How blessed would we all be if we could let Solomon's advice really sink in!? How tragic for Solomon that it took most of his life before he came back to the truth that he knew when we started out as a man of God.
I'd like to leave the conversation on this one open because it's an incredibly easy to understand principle...and yet so hard to live and to teach. Tie this statement to Jesus' teaching about a rich man getting into the kingdom of heaven and laying up treasures in heaven as opposed to earth because "where your treasure is, there your heart will be also" and we realize that this is a BIG deal!
"For the love of money is a root of all kinds of evil. Some people, eager for money, have wandered from the faith and pierced themselves with many griefs." (1 Timothy 6:10)
Solomon puts it just as bluntly as it can be put. Chasing after riches is absolutely meaningless. We can make every excuse and come up with umpteen million justifications for why we need more money or more stuff, but deep down we know the truth. Those desire are meaningless.
Here's what I'd like to do. I want to open the comments below to suggestions and questions on how to teach ourselves and our children to trust in God instead of in riches. To end the meaningless pursuit of more that begins on Santa's lap and usually doesn't end until the death bed. How do you combat this in yourself? How are you training your children in this? What areas are especially hard that you would like advice about? I won't know many if any of those answers, but there are some incredibly Godly men and women who read this that will. Start that conversation below by clicking the comment button and let's VOW to pursue things that will never be described as "meaningless" !!!

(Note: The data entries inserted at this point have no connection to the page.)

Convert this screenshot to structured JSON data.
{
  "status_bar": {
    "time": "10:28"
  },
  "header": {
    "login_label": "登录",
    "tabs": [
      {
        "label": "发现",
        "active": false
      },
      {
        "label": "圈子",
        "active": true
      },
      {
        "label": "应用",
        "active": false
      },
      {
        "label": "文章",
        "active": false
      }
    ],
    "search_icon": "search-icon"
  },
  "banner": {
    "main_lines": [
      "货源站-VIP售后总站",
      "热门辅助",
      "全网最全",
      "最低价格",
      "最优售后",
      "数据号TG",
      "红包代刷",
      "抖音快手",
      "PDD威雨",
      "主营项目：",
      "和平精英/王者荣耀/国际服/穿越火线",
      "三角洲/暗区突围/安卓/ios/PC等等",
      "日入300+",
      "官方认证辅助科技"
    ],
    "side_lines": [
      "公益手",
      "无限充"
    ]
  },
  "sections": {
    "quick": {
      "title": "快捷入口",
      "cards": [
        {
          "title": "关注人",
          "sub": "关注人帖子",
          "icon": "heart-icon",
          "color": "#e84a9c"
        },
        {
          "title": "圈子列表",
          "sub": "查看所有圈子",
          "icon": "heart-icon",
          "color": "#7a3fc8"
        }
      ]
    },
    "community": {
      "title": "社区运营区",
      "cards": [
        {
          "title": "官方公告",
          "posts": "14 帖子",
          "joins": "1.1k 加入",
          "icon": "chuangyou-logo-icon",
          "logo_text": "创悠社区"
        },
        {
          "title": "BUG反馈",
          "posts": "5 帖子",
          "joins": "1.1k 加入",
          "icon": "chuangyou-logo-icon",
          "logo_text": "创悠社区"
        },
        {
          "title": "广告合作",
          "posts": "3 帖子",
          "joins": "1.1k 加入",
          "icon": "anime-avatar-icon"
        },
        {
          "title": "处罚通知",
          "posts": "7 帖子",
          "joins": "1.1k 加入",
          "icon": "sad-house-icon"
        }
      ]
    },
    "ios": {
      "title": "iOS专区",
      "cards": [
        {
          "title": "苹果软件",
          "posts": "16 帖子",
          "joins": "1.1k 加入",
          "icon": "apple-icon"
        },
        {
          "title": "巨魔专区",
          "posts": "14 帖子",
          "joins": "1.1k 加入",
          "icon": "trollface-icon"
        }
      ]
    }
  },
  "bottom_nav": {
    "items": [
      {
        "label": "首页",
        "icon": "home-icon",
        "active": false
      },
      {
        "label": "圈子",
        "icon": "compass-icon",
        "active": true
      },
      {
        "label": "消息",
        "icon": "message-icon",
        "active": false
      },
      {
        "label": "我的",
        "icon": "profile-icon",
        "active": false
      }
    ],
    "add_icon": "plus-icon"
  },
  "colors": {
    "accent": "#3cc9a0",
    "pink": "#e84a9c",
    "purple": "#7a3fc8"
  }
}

If I could approach this notion from another angle...
ReplyDeleteI personally think one of the reasons why "the love of money" is so prevalent amongst our people is that it's so closely tied with the idea of "the pursuit of happiness." That is, we're more willing to spend our resources on what makes us happy on the immediate short term than do without it on the immediate short term (dare I say "suffer") if it makes us happy in the distant long term
We're so used to being able to pay for what we need with lightning speed that we expect to get what we want with the same lightning speed.
It's like we're so used to transactions being so fast and immediately gratifying that we don't put any value on the items themselves but instead on the transaction itself: how much can you give me for what little I give you?
And honestly, I wish I knew how to win every time, but I haven't figured that part out yet.